The OECD estimates the risk of a recession at around one in five, and also lists China slowdown, plunge in iron ore and coal prices and lack of business investment among other risks.

It isn’t all gloom and doom though. Australia is well positioned to handle such shocks with a relatively higher stock of monetary and fiscal policy ammunition left compared to other economies, it said. OECD’s has repeatedly warned Australia risks a dramatic drop in house prices and regulators have voiced concerns over unprecedented household debt and speculation driving home prices.

“Macrofinancial indicators underline the threat from the housing market, with house prices and related indicators pointing to continued vulnerability,” the OECD said. “The market may not ease gently but develop into a rout on prices and demand with significant macroeconomic implications.”

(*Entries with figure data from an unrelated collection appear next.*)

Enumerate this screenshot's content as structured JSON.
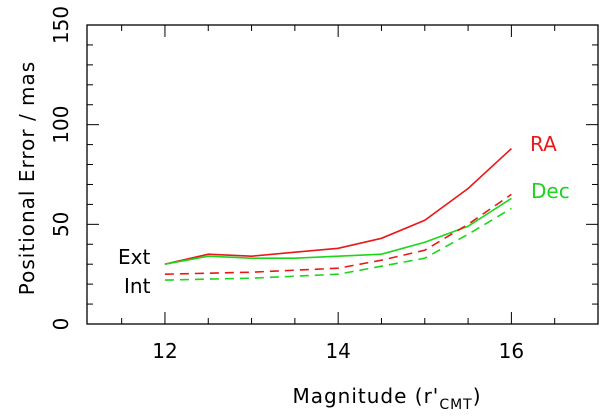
{
  "chart_data": {
    "type": "line",
    "xlabel": {
      "main": "Magnitude (r'",
      "sub": "CMT",
      "close": ")"
    },
    "ylabel": "Positional Error / mas",
    "xlim": [
      11.1,
      17
    ],
    "ylim": [
      0,
      150
    ],
    "xticks": [
      "12",
      "14",
      "16"
    ],
    "yticks": [
      "0",
      "50",
      "100",
      "150"
    ],
    "grid": false,
    "legend": "none",
    "annotations": [
      {
        "text": "RA",
        "color": "#e8191b"
      },
      {
        "text": "Dec",
        "color": "#1bd61b"
      },
      {
        "text": "Ext",
        "color": "#000000"
      },
      {
        "text": "Int",
        "color": "#000000"
      }
    ],
    "series": [
      {
        "color": "#e8191b",
        "dash": "solid",
        "x": [
          12,
          12.5,
          13,
          13.5,
          14,
          14.5,
          15,
          15.5,
          16
        ],
        "values": [
          30,
          35,
          34,
          36,
          38,
          43,
          52,
          68,
          88
        ]
      },
      {
        "color": "#1bd61b",
        "dash": "solid",
        "x": [
          12,
          12.5,
          13,
          13.5,
          14,
          14.5,
          15,
          15.5,
          16
        ],
        "values": [
          30,
          34,
          33,
          33,
          34,
          35,
          41,
          49,
          63
        ]
      },
      {
        "color": "#e8191b",
        "dash": "dashed",
        "x": [
          12,
          12.5,
          13,
          13.5,
          14,
          14.5,
          15,
          15.5,
          16
        ],
        "values": [
          25,
          25.5,
          26,
          27,
          28,
          32,
          37,
          50,
          65
        ]
      },
      {
        "color": "#1bd61b",
        "dash": "dashed",
        "x": [
          12,
          12.5,
          13,
          13.5,
          14,
          14.5,
          15,
          15.5,
          16
        ],
        "values": [
          22,
          22.5,
          23,
          24,
          25,
          29,
          33,
          45,
          58
        ]
      }
    ]
  }
}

These charts from OECD indicate the run up in home prices.

Sydney home prices notched a 18.4% annual price growth last month, the highest rate since 2002 boom and have risen 75% in less than five years, according to research firm CreLogic. That has prompted calls for regulatory action to curb speculation. The debate over housing affordability has also intensified in recent months.

This chart shows the unaffordability.

The Reserve Bank of Australia governor Philip Lowe signalled that soaring house prices may be holding the central bank back from cutting rates further to stimulate the economy. The RBA reduced rates twice last year in August and October.

While in real terms, house prices have increased by 250% since the mid-1990s, there are indications past regulatory response such as a limit on investor lending, increased interest rate buffers and changed criteria to determine mortgage eligibility have tempered the market to an extent, OECD said. It added, measures to boost new homes, including planning-regulation reform, can also help ease market pressure over the longer term.

A dramatic drop in house prices may lead to cut household consumption and increase mortgage defaults that would potentially spread across the economy, OECD said.

Those views are in line with RBA ‘s Lowe, who last month said high levels of indebtedness could hurt confidence and push households to hold back on spending.